We really did have drills at school in which we huddled on the floor underneath our desks for a specified period, 60 or 90 seconds, while our teacher patrolled the room to ensure we were doing it properly. I doubt that, as a small child, I really understood what it was for, but in retrospect to protect yourself from the Bomb that way seems pathetic. I suspect it was drills of that sort which generated the exchange in The Hitchhiker's Guide to the Galaxy,
'I thought,' he said 'that if the world was going to end we were meant to lie down or put a paper bag over our head or something.'
'If you like, yes,' said Ford.
'Will that help?' asked the barman.
'No,' said Ford.
Of course, what we were afraid of, that might bring these bombs, was Communism. So what was Communism, and why was it bad?

We were told that Communism imposed totalitarian control over life, and that specifically it was a politico-economic system that abolished private property.

This was perhaps a misleading way of explaining it to a small child. I knew that our house was my parents' property, but the only form of private property I was actually familiar with was my own, which consisted of my clothes, and my toys and books. If Communism abolished private property, it therefore seemed to me that, under it, I would have to live in some sort of dormitory with strange boys, and we would get all our clothes out of a communal drawer. Yech!

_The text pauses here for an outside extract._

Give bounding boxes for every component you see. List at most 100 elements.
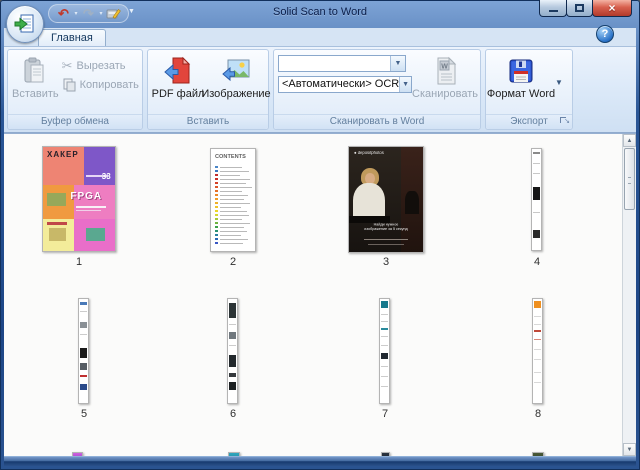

I had never had to share my clothes - as the oldest child in the family, I never even wore hand-me-downs, though my brothers did - but I had lived, at camp, in dormitories with strange boys, an experience I found utterly unappealing. So I was firmly anti-Communist.

Which reminds me that I had read somewhere that Barry Goldwater supported making school year-round. I was 7 years old, so that was enough that I was opposed to Barry Goldwater too.